Preterism and Daniel 7
As I said on Sunday, there is simply too much in (and about) Daniel 7 to fully explore in a single sermon. I mentioned that I am approaching Daniel’s visions from a preterist position, and I wanted to share a bit more about that. Preterist comes from the Latin word praeter, meaning ‘past.’ Preterism understands the fulfillment of Daniel’s visions to have occurred in our past, but in Daniel’s (and Judah’s) future.
The other three methods of interpreting prophecies like this are historicism, futurism, and idealism. Historicism looks for the fulfillment down through church history. Futurism expects the fulfillment to occur in ‘the end times,’ which is sometime in our future. And idealism does not necessarily expect specific fulfillments, but looks for spiritual lessons communicated in the symbols.
One of the biggest questions we ask when we’re interpreting any passage of Scripture is something like, Who was the original audience and would would this have meant to them? Remember that Daniel was an exile in Babylon along with others from Judah. Why did God give these visions to his people during their exile?
In his book on Daniel, In the Days of These Kings, Jay Rogers says,
“Daniel is not a prophecy given to Protestants to describe the time of the Reformation. It is not a prophecy given to Christians today that describes events in our future. It is a prophecy given to the Jews to prove the time of the coming Messiah. [Note: Daniel 2:44 says, “And in the days of those kings the God of heaven will set up a kingdom that shall never be destroyed.”] The context and purpose of the passage point to a first century fulfillment. … If we say, for instance, that the ‘Little Horn’ is the papacy … in the Middle Ages, or a future Antichrist figure who will come out of the Middle East, then we also have to show how that is specifically applicable to the context and purpose of Daniel’s prophecy.”

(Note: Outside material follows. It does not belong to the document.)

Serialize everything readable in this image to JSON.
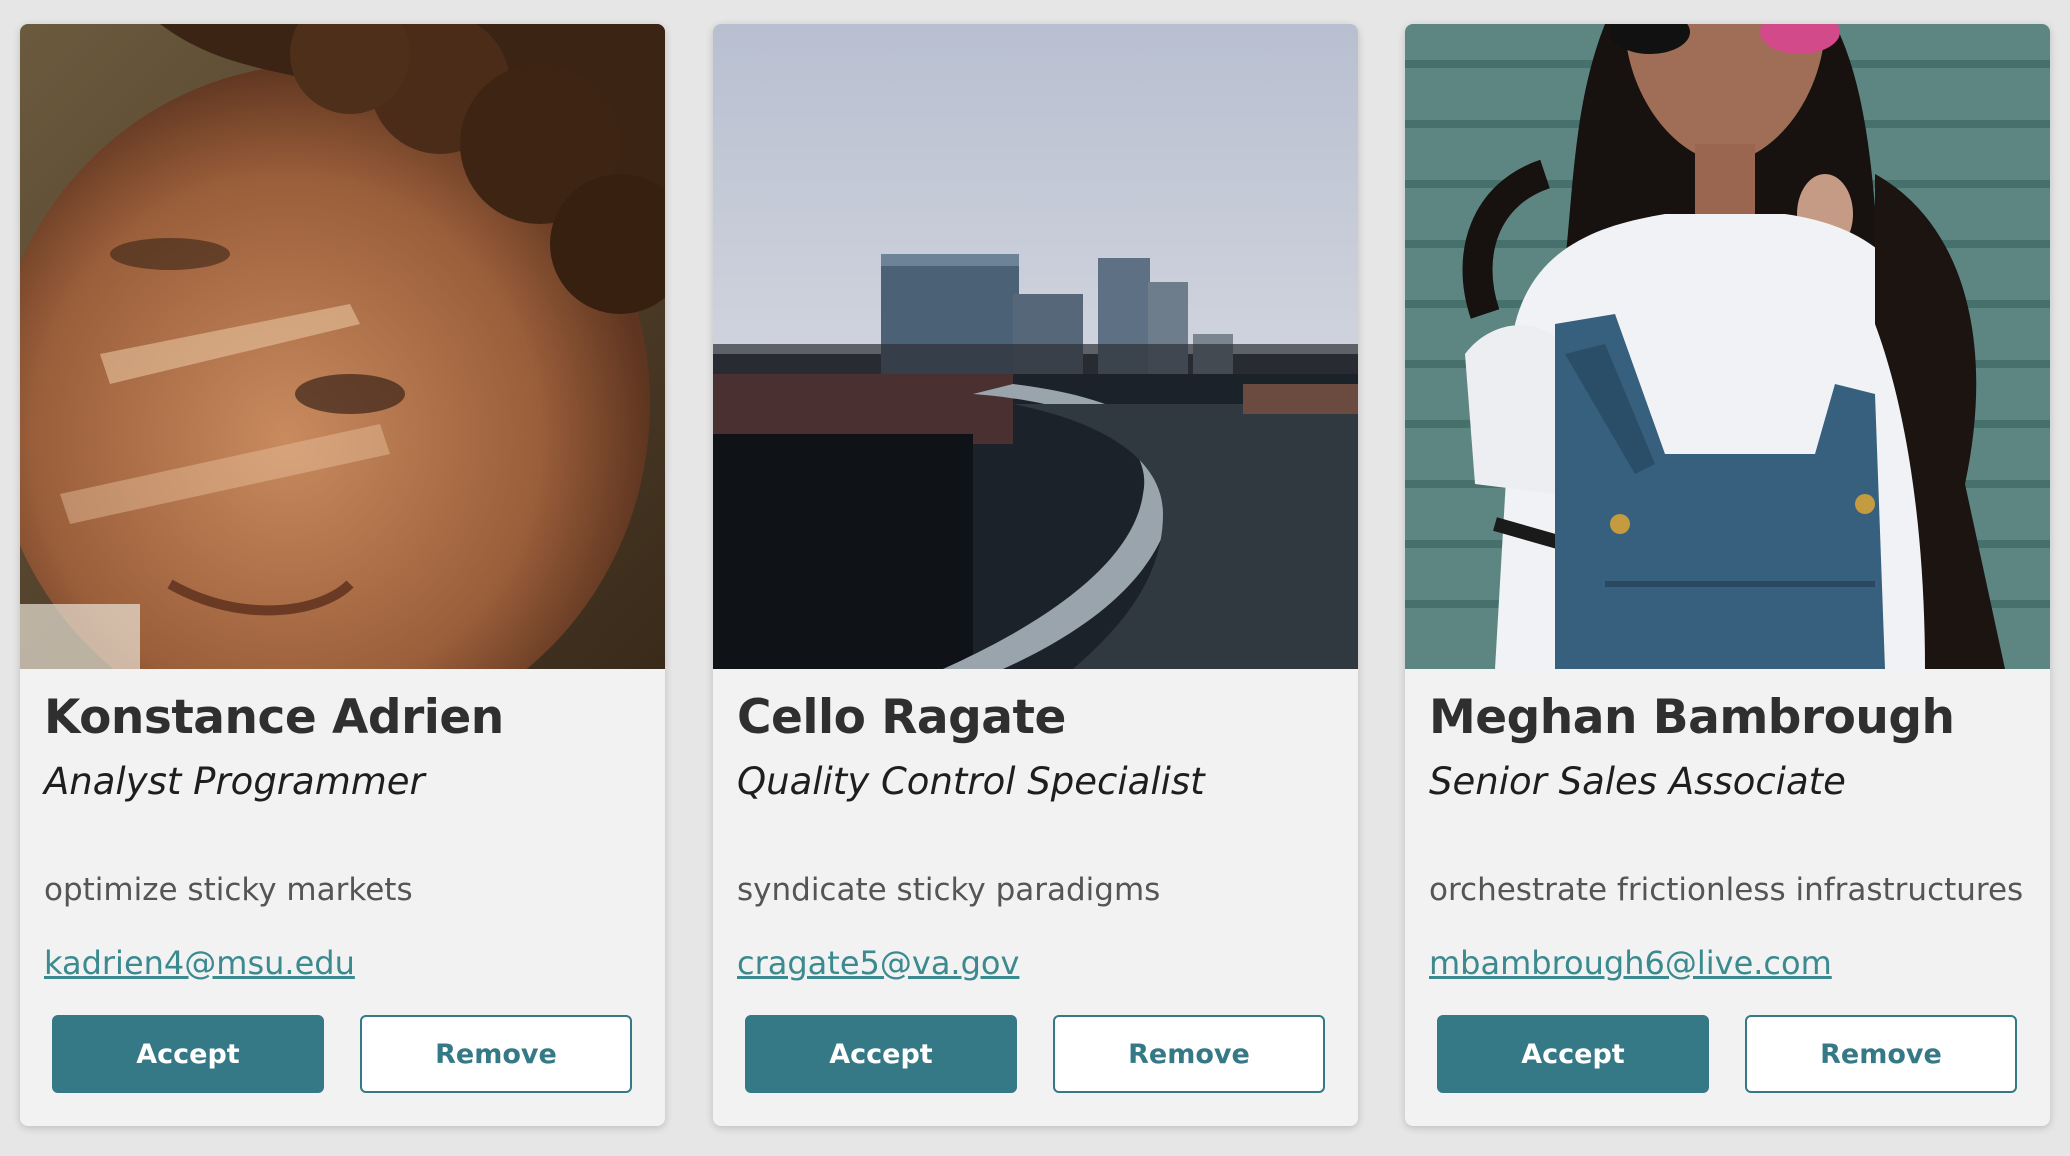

And listen to what John Calvin says Daniel 7 and the intended redemptive effect it had on God’s people who received it:
“Here [regarding the little horn] interpreters begin to vary; some twist this to mean the Pope, and others the Turk [i.e., Muslims]; but neither opinion seems to me probable; they are both wrong, since they think the whole course of Christ’s kingdom is here described, while God wished only to declare to his Prophet what should happen up to the first advent of Christ. This, then, is the error of all those who wish to embrace under this vision the perpetual state of the Church up to the end of the world. But the Holy Spirit’s intention was completely different. We explained at the beginning why this vision appeared to the Prophet—because the minds of the pious would constantly fail them in the dreadful convulsions which were at hand, when they saw the supreme dominion pass over to the Persians. And then the Macedonians broke in upon them, and acquired authority throughout the whole of the East, and afterwards those robbers who made war under Alexander suddenly became kings, partly by cruelty and partly by fraud and perfidy, which created more strife than outward hostility. And when the faithful saw all those monarchies perish, and the Roman Empire spring up like a now prodigy, they would lose their courage in such confused and turbulent changes. Thus this vision was presented to the Prophet, that all the children of God might understand what severe trials awaited them before the advent of Christ. Daniel, then, does not proceed beyond the promised redemption, and does not embrace, as I have said, the whole kingdom of Christ, but is content to bring the faithful to that exhibition of grace which they hoped and longed for.”
One objection to preterism is that it makes prophecies in Daniel, Matthew 24, or Revelation “pointless” to those of us alive today. But that’s not true. Scripture is full of Spirit-inspired history and fulfilled prophecy that was written down for our benefit (1 Cor. 10:11). The already-fulfilled prophecy in Daniel 7 informs and encourages us. It reveals a behind-the-scenes glimpse into how and when God crowned his Messiah as King of the world, giving him dominion over all peoples, languages, and nations.